There are three strategies to prepare GMS including random mutation (like spontaneous mutation, induced mutation and T-DNA insertion mutation and so on), gene editing (ZFNs, TALENs and CRISPR-Cas, etc.), and down regulation gene expression (such as RNAi and anti-RNA). The third strategy RNAi has been used in this study. Comparing with random mutation strategy, RNAi is much more efficient, less work and less cost for GMS preparation, because the burdensome mutant screening work is avoided in RNAi, while it is necessary in random mutation just because there is no definite target gene. Furthermore, RNAi strategy saves time compared to gene editing, because gene editing requires removing editing elements in generation T1 to avoid influence on flowing study by persistent editing. So, if gene editing strategy is used to produce GMS, the genetic population for segregation distortion analysis could only be constructed in T1 not in T0, while it would be finished in T0 when RNAi strategy is adopted. It means one generation time will be saved. At last, in identification, the first two strategies require PCR, resistance detection, or fluorescence testing to analyze inheritance behavior, which needs specialized equipment and expensive chemicals, and invasive sampling procedures. However, in the RNAi linked OsMYB86R strategy, we use anthocyanin-related genes as reporter genes to analyze their genetic characteristics, which is more direct, simple, timeless, harmless, low-cost and high-accuracy than commonly used methods based on PCR detection, resistance testing, or widely used report genes such as GUS, FPs, and Luc and so on.

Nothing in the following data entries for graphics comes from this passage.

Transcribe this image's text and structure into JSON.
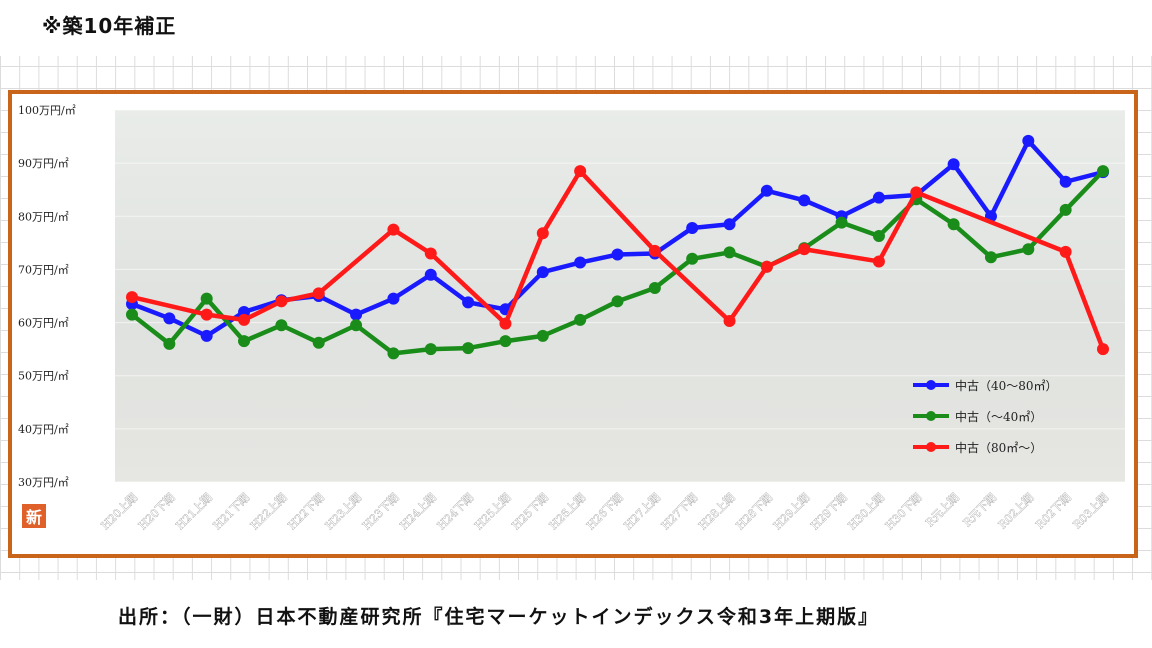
{
  "note": "※築10年補正",
  "source": "出所：（一財）日本不動産研究所『住宅マーケットインデックス令和3年上期版』",
  "logo_glyph": "新",
  "chart_data": {
    "type": "line",
    "categories": [
      "H20上期",
      "H20下期",
      "H21上期",
      "H21下期",
      "H22上期",
      "H22下期",
      "H23上期",
      "H23下期",
      "H24上期",
      "H24下期",
      "H25上期",
      "H25下期",
      "H26上期",
      "H26下期",
      "H27上期",
      "H27下期",
      "H28上期",
      "H28下期",
      "H29上期",
      "H29下期",
      "H30上期",
      "H30下期",
      "R元上期",
      "R元下期",
      "R02上期",
      "R02下期",
      "R03上期"
    ],
    "ylim": [
      30,
      100
    ],
    "yticks": [
      30,
      40,
      50,
      60,
      70,
      80,
      90,
      100
    ],
    "ytick_labels": [
      "30万円/㎡",
      "40万円/㎡",
      "50万円/㎡",
      "60万円/㎡",
      "70万円/㎡",
      "80万円/㎡",
      "90万円/㎡",
      "100万円/㎡"
    ],
    "legend_position": "bottom-right",
    "series": [
      {
        "name": "中古（40～80㎡）",
        "color": "#1a1aff",
        "values": [
          63.5,
          60.8,
          57.5,
          62,
          64.2,
          65,
          61.5,
          64.5,
          69,
          63.8,
          62.5,
          69.5,
          71.3,
          72.8,
          73,
          77.8,
          78.5,
          84.8,
          83,
          80,
          83.5,
          84,
          89.8,
          80,
          94.2,
          86.5,
          88.3
        ]
      },
      {
        "name": "中古（～40㎡）",
        "color": "#1a8c1a",
        "values": [
          61.5,
          56,
          64.5,
          56.5,
          59.5,
          56.2,
          59.5,
          54.2,
          55,
          55.2,
          56.5,
          57.5,
          60.5,
          64,
          66.5,
          72,
          73.2,
          70.5,
          74,
          78.8,
          76.3,
          83.2,
          78.5,
          72.3,
          73.8,
          81.2,
          88.5
        ]
      },
      {
        "name": "中古（80㎡～）",
        "color": "#ff1a1a",
        "values": [
          64.8,
          null,
          61.5,
          60.5,
          64,
          65.5,
          null,
          77.5,
          73,
          null,
          59.8,
          76.8,
          88.5,
          null,
          73.5,
          null,
          60.3,
          70.5,
          73.8,
          null,
          71.5,
          84.5,
          null,
          null,
          null,
          73.3,
          55
        ]
      }
    ]
  }
}
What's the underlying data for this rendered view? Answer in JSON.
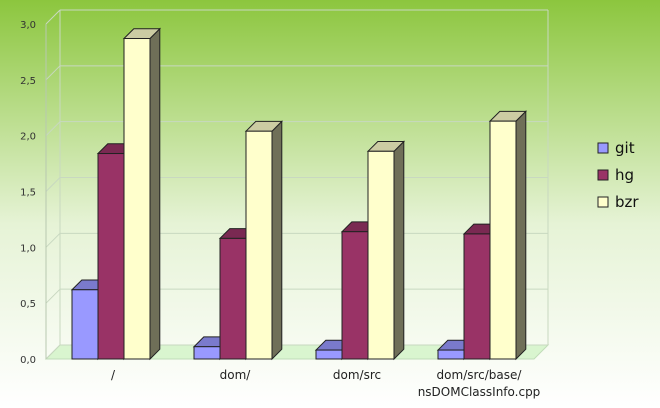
{
  "chart_data": {
    "type": "bar",
    "categories": [
      "/",
      "dom/",
      "dom/src",
      "dom/src/base/\nnsDOMClassInfo.cpp"
    ],
    "series": [
      {
        "name": "git",
        "values": [
          0.62,
          0.11,
          0.08,
          0.08
        ],
        "color": "#9999ff"
      },
      {
        "name": "hg",
        "values": [
          1.84,
          1.08,
          1.14,
          1.12
        ],
        "color": "#993366"
      },
      {
        "name": "bzr",
        "values": [
          2.87,
          2.04,
          1.86,
          2.13
        ],
        "color": "#ffffcc"
      }
    ],
    "yticks": [
      "0,0",
      "0,5",
      "1,0",
      "1,5",
      "2,0",
      "2,5",
      "3,0"
    ],
    "ylim": [
      0,
      3
    ],
    "grid": true,
    "legend": "right",
    "style": "3d",
    "title": "",
    "xlabel": "",
    "ylabel": ""
  },
  "colors": {
    "background_top": "#8cc63e",
    "background_bottom": "#ffffff",
    "bar_side": "#6f6f58",
    "bar_top": "#e8e8c0",
    "gridline": "#c8d8c0"
  }
}
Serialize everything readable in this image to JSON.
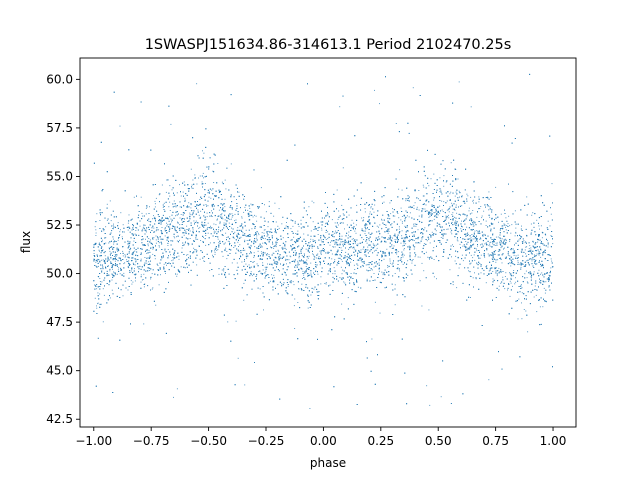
{
  "chart_data": {
    "type": "scatter",
    "title": "1SWASPJ151634.86-314613.1 Period 2102470.25s",
    "xlabel": "phase",
    "ylabel": "flux",
    "xlim": [
      -1.06,
      1.1
    ],
    "ylim": [
      42.1,
      61.1
    ],
    "grid": false,
    "legend": "none",
    "point_color": "#1f77b4",
    "xticks": [
      -1.0,
      -0.75,
      -0.5,
      -0.25,
      0.0,
      0.25,
      0.5,
      0.75,
      1.0
    ],
    "xtick_labels": [
      "−1.00",
      "−0.75",
      "−0.50",
      "−0.25",
      "0.00",
      "0.25",
      "0.50",
      "0.75",
      "1.00"
    ],
    "yticks": [
      42.5,
      45.0,
      47.5,
      50.0,
      52.5,
      55.0,
      57.5,
      60.0
    ],
    "ytick_labels": [
      "42.5",
      "45.0",
      "47.5",
      "50.0",
      "52.5",
      "55.0",
      "57.5",
      "60.0"
    ],
    "x_range": [
      -1.0,
      1.0
    ],
    "y_range": [
      43.0,
      60.3
    ],
    "series": [
      {
        "x": [
          -1.0,
          -0.95,
          -0.9,
          -0.85,
          -0.8,
          -0.75,
          -0.7,
          -0.65,
          -0.6,
          -0.55,
          -0.5,
          -0.45,
          -0.4,
          -0.35,
          -0.3,
          -0.25,
          -0.2,
          -0.15,
          -0.1,
          -0.05,
          0.0,
          0.05,
          0.1,
          0.15,
          0.2,
          0.25,
          0.3,
          0.35,
          0.4,
          0.45,
          0.5,
          0.55,
          0.6,
          0.65,
          0.7,
          0.75,
          0.8,
          0.85,
          0.9,
          0.95,
          1.0
        ],
        "y_center": [
          50.2,
          50.8,
          51.0,
          51.1,
          51.3,
          51.6,
          52.0,
          52.2,
          52.4,
          52.8,
          53.0,
          52.6,
          52.2,
          51.8,
          51.5,
          51.2,
          51.0,
          50.9,
          50.9,
          51.0,
          51.0,
          51.1,
          51.1,
          51.3,
          51.5,
          51.6,
          51.8,
          52.0,
          52.3,
          52.6,
          53.0,
          52.7,
          52.3,
          51.9,
          51.6,
          51.3,
          51.0,
          50.8,
          50.6,
          50.7,
          51.0
        ],
        "y_spread": [
          2.6,
          2.2,
          2.0,
          2.0,
          2.1,
          2.1,
          2.1,
          2.2,
          2.3,
          2.4,
          2.5,
          2.4,
          2.3,
          2.2,
          2.1,
          2.0,
          2.0,
          2.0,
          2.0,
          2.0,
          2.0,
          2.0,
          2.0,
          2.0,
          2.1,
          2.1,
          2.1,
          2.2,
          2.3,
          2.4,
          2.5,
          2.4,
          2.3,
          2.2,
          2.1,
          2.1,
          2.1,
          2.0,
          2.1,
          2.2,
          2.4
        ]
      }
    ]
  }
}
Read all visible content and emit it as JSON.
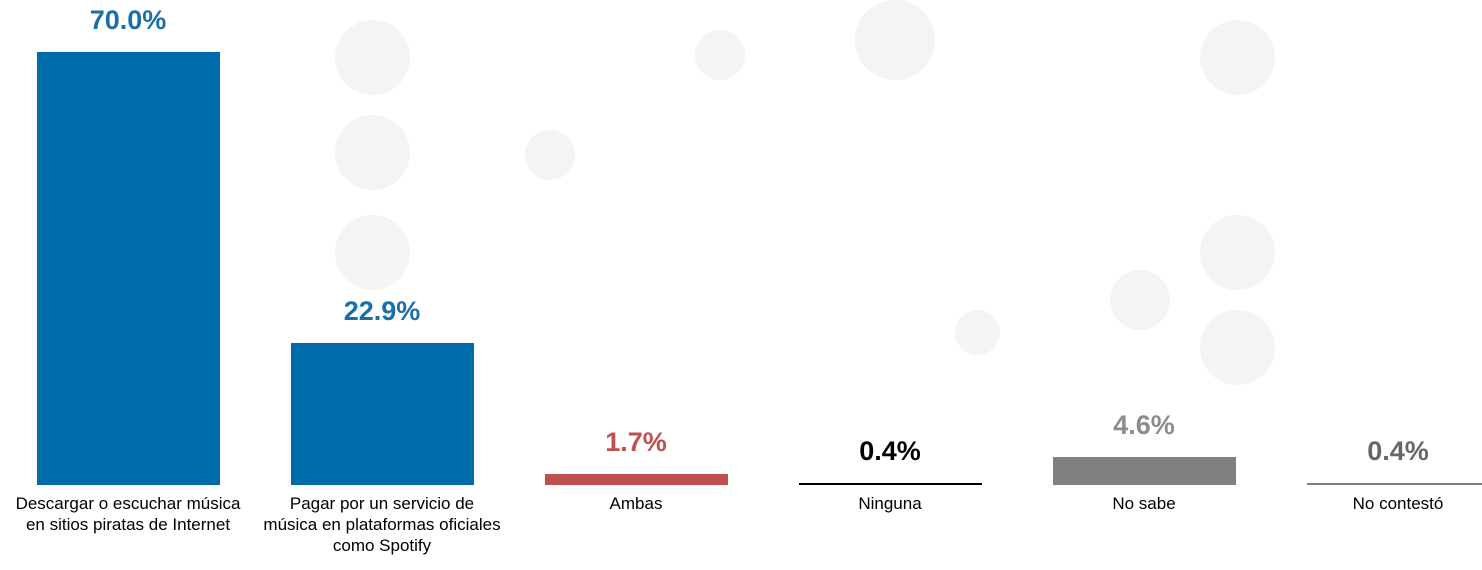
{
  "chart_data": {
    "type": "bar",
    "categories": [
      "Descargar o escuchar música en sitios piratas de Internet",
      "Pagar por un servicio de música en plataformas oficiales como Spotify",
      "Ambas",
      "Ninguna",
      "No sabe",
      "No contestó"
    ],
    "values": [
      70.0,
      22.9,
      1.7,
      0.4,
      4.6,
      0.4
    ],
    "value_labels": [
      "70.0%",
      "22.9%",
      "1.7%",
      "0.4%",
      "4.6%",
      "0.4%"
    ],
    "colors": [
      "#006bab",
      "#006bab",
      "#c0504d",
      "#000000",
      "#808080",
      "#7f7f7f"
    ],
    "value_label_colors": [
      "#1a6fa8",
      "#1a6fa8",
      "#c0504d",
      "#000000",
      "#8c8c8c",
      "#666666"
    ]
  }
}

In conclusion, the strategy for preparation and identification of GMS has the advantages of harmless, short-time, high-efficiency, low-cost, high-accuracy and reliability. In addition, pollen lethal factor and fluorescent protein are two key components in present technology of nuclear sterility seed production. If the GMS produced by this method aborts completely (no transgenic element transfer through pollen),the RNAi elements and linked OsMYB86R can be used to replace the pollen lethal factor and the fluorescent protein gene in the current system, which must be useful in developing new nuclear sterility seed preparation system. Obviously, this strategy can also be used for the preparation and identification of GMS in other crops. A simple sketch map for the reference to facilitate the understanding and application was shown in Fig. 4.